Use of customer and employee images: understand how to do it correctly
Posted: Thu Jan 30, 2025 8:45 am
The General Data Protection Law (LGPD), by establishing guidelines on the collection, storage, processing and sharing of information from individuals, thus regulates the treatment of the image of the holders, as personal data.
As is the case with many companies, it is inherent to their operations that images are collected for the execution of services, for internal purposes – such as in internal marketing and campaigns, as well as for advertising and external marketing purposes.
When it comes to using images of internal company members, the legislation establishes that explicit consent must be obtained from employees before capturing and using their personal images, unless there is a specific legal basis for such collection, such as compliance with a legal obligation or the execution of a contract. In addition, employees must be informed about how their images will be used, who will have access to them and for how long they will be stored. Furthermore, documents such as Employment Contracts and Internal Privacy Policies must also include information about the use of this data and its respective purposes.
It is important to emphasize that failure to provide consent by twitter data the employee will not give rise to any type of labor charge, and any type of obligation or sanction is prohibited for those who choose not to grant authorization for the use of their image. This information must be explicit at the time of collecting consent.
In addition to collection, the company must ensure the security of employee image data, protecting it from unauthorized access, misuse or unauthorized disclosure. It should also be noted that the rights of employees as data subjects include the right to access their own images and the right to request the deletion of images or the right to transfer them to another data controller, as applicable.
With regard to external parties, such as customers, suppliers and business partners, the company may also collect their image, but consent must be granted, they must be fully informed about the purposes of use and all other requirements must be met. Since these are external parties, the purposes must be described in the External Privacy Policy, published on the institutional website.
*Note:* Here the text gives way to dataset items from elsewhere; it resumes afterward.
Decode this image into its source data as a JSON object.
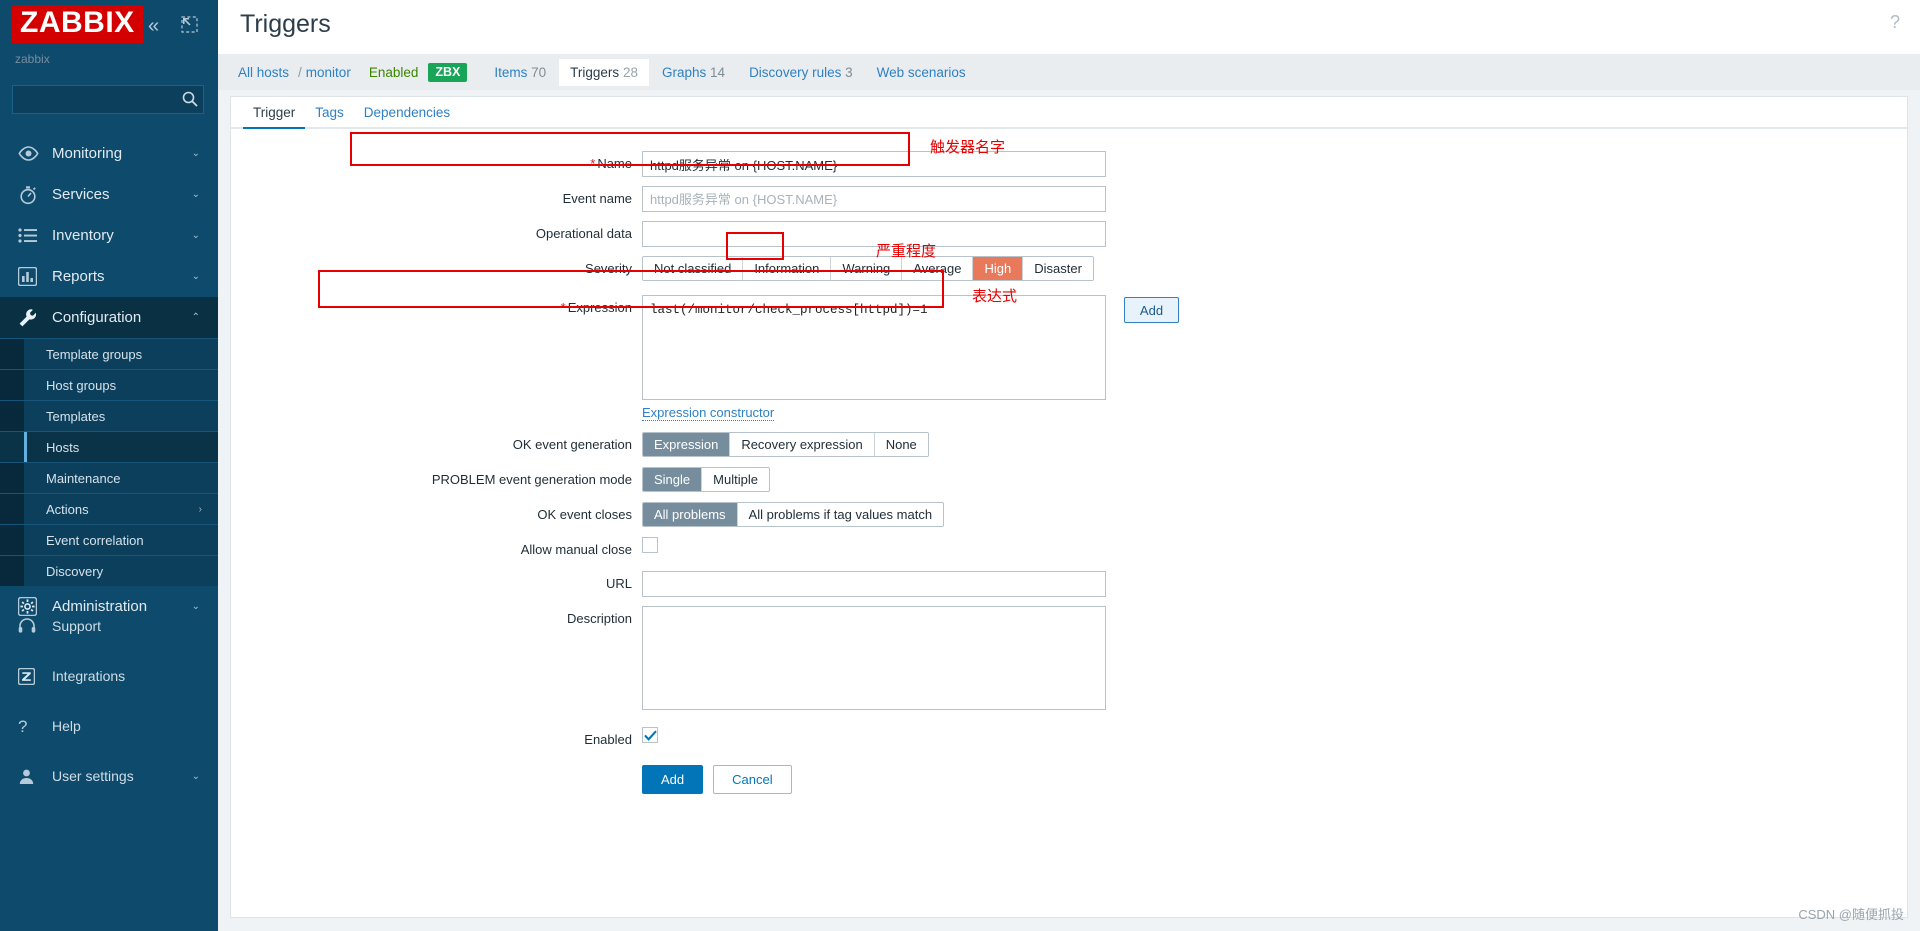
{
  "sidebar": {
    "logo": "ZABBIX",
    "subtitle": "zabbix",
    "search_placeholder": "",
    "nav": [
      {
        "label": "Monitoring",
        "icon": "eye-icon",
        "chevron": "⌄"
      },
      {
        "label": "Services",
        "icon": "stopwatch-icon",
        "chevron": "⌄"
      },
      {
        "label": "Inventory",
        "icon": "list-icon",
        "chevron": "⌄"
      },
      {
        "label": "Reports",
        "icon": "bar-chart-icon",
        "chevron": "⌄"
      },
      {
        "label": "Configuration",
        "icon": "wrench-icon",
        "chevron": "⌃"
      }
    ],
    "submenu": [
      {
        "label": "Template groups"
      },
      {
        "label": "Host groups"
      },
      {
        "label": "Templates"
      },
      {
        "label": "Hosts"
      },
      {
        "label": "Maintenance"
      },
      {
        "label": "Actions",
        "arrow": "›"
      },
      {
        "label": "Event correlation"
      },
      {
        "label": "Discovery"
      }
    ],
    "administration": {
      "label": "Administration",
      "icon": "gear-icon",
      "chevron": "⌄"
    },
    "lower": [
      {
        "label": "Support",
        "icon": "headset-icon"
      },
      {
        "label": "Integrations",
        "icon": "zabbix-z-icon"
      },
      {
        "label": "Help",
        "icon": "question-icon"
      },
      {
        "label": "User settings",
        "icon": "user-icon",
        "chevron": "⌄"
      }
    ]
  },
  "header": {
    "title": "Triggers",
    "help_icon": "?"
  },
  "breadcrumb": {
    "all_hosts": "All hosts",
    "separator": "/",
    "host": "monitor",
    "status": "Enabled",
    "zbx_badge": "ZBX",
    "tabs": [
      {
        "label": "Items",
        "count": "70",
        "active": false
      },
      {
        "label": "Triggers",
        "count": "28",
        "active": true
      },
      {
        "label": "Graphs",
        "count": "14",
        "active": false
      },
      {
        "label": "Discovery rules",
        "count": "3",
        "active": false
      },
      {
        "label": "Web scenarios",
        "count": "",
        "active": false
      }
    ]
  },
  "tabs": [
    {
      "label": "Trigger",
      "active": true
    },
    {
      "label": "Tags",
      "active": false
    },
    {
      "label": "Dependencies",
      "active": false
    }
  ],
  "form": {
    "name": {
      "label": "Name",
      "required": true,
      "value": "httpd服务异常 on {HOST.NAME}"
    },
    "event_name": {
      "label": "Event name",
      "value": "",
      "placeholder": "httpd服务异常 on {HOST.NAME}"
    },
    "operational_data": {
      "label": "Operational data",
      "value": "",
      "placeholder": ""
    },
    "severity": {
      "label": "Severity",
      "options": [
        "Not classified",
        "Information",
        "Warning",
        "Average",
        "High",
        "Disaster"
      ],
      "selected": "High"
    },
    "expression": {
      "label": "Expression",
      "required": true,
      "value": "last(/monitor/check_process[httpd])=1",
      "add_button": "Add",
      "constructor_link": "Expression constructor"
    },
    "ok_event_generation": {
      "label": "OK event generation",
      "options": [
        "Expression",
        "Recovery expression",
        "None"
      ],
      "selected": "Expression"
    },
    "problem_event_mode": {
      "label": "PROBLEM event generation mode",
      "options": [
        "Single",
        "Multiple"
      ],
      "selected": "Single"
    },
    "ok_event_closes": {
      "label": "OK event closes",
      "options": [
        "All problems",
        "All problems if tag values match"
      ],
      "selected": "All problems"
    },
    "allow_manual_close": {
      "label": "Allow manual close",
      "checked": false
    },
    "url": {
      "label": "URL",
      "value": ""
    },
    "description": {
      "label": "Description",
      "value": ""
    },
    "enabled": {
      "label": "Enabled",
      "checked": true
    },
    "submit": "Add",
    "cancel": "Cancel"
  },
  "annotations": {
    "name": "触发器名字",
    "severity": "严重程度",
    "expression": "表达式"
  },
  "watermark": "CSDN @随便抓投",
  "colors": {
    "brand_red": "#d40000",
    "sidebar": "#0e4a6b",
    "accent_blue": "#0275b8",
    "severity_high": "#e8795a",
    "zbx_green": "#18a558",
    "annotation_red": "#e60000"
  }
}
It is important to ensure that the collection and use of images are in accordance with the specific purpose for which they were obtained. The company must be transparent about these purposes and ensure that there is no misuse of the images collected without prior authorization and communication from the data subject. As in the case of internal members of the company, the rights of external individuals as data subjects must also be ensured and follow the same precepts.
In short, it is essential that companies are aware of their responsibilities when collecting and processing personal images, that they adopt practices that comply with the legislation, and that they evaluate all scenarios (internal and external) in which the images are used, aiming to ensure the correct collection of the holder's consent whenever necessary, since failure to comply with these obligations, in addition to harming the rights of the holders, may result in administrative and legal sanctions, also generating reputational damage to the company.
As is the case with many companies, it is inherent to their operations that images are collected for the execution of services, for internal purposes – such as in internal marketing and campaigns, as well as for advertising and external marketing purposes.
When it comes to using images of internal company members, the legislation establishes that explicit consent must be obtained from employees before capturing and using their personal images, unless there is a specific legal basis for such collection, such as compliance with a legal obligation or the execution of a contract. In addition, employees must be informed about how their images will be used, who will have access to them and for how long they will be stored. Furthermore, documents such as Employment Contracts and Internal Privacy Policies must also include information about the use of this data and its respective purposes.
It is important to emphasize that failure to provide consent by twitter data the employee will not give rise to any type of labor charge, and any type of obligation or sanction is prohibited for those who choose not to grant authorization for the use of their image. This information must be explicit at the time of collecting consent.
In addition to collection, the company must ensure the security of employee image data, protecting it from unauthorized access, misuse or unauthorized disclosure. It should also be noted that the rights of employees as data subjects include the right to access their own images and the right to request the deletion of images or the right to transfer them to another data controller, as applicable.
With regard to external parties, such as customers, suppliers and business partners, the company may also collect their image, but consent must be granted, they must be fully informed about the purposes of use and all other requirements must be met. Since these are external parties, the purposes must be described in the External Privacy Policy, published on the institutional website.
It is important to ensure that the collection and use of images are in accordance with the specific purpose for which they were obtained. The company must be transparent about these purposes and ensure that there is no misuse of the images collected without prior authorization and communication from the data subject. As in the case of internal members of the company, the rights of external individuals as data subjects must also be ensured and follow the same precepts.
In short, it is essential that companies are aware of their responsibilities when collecting and processing personal images, that they adopt practices that comply with the legislation, and that they evaluate all scenarios (internal and external) in which the images are used, aiming to ensure the correct collection of the holder's consent whenever necessary, since failure to comply with these obligations, in addition to harming the rights of the holders, may result in administrative and legal sanctions, also generating reputational damage to the company.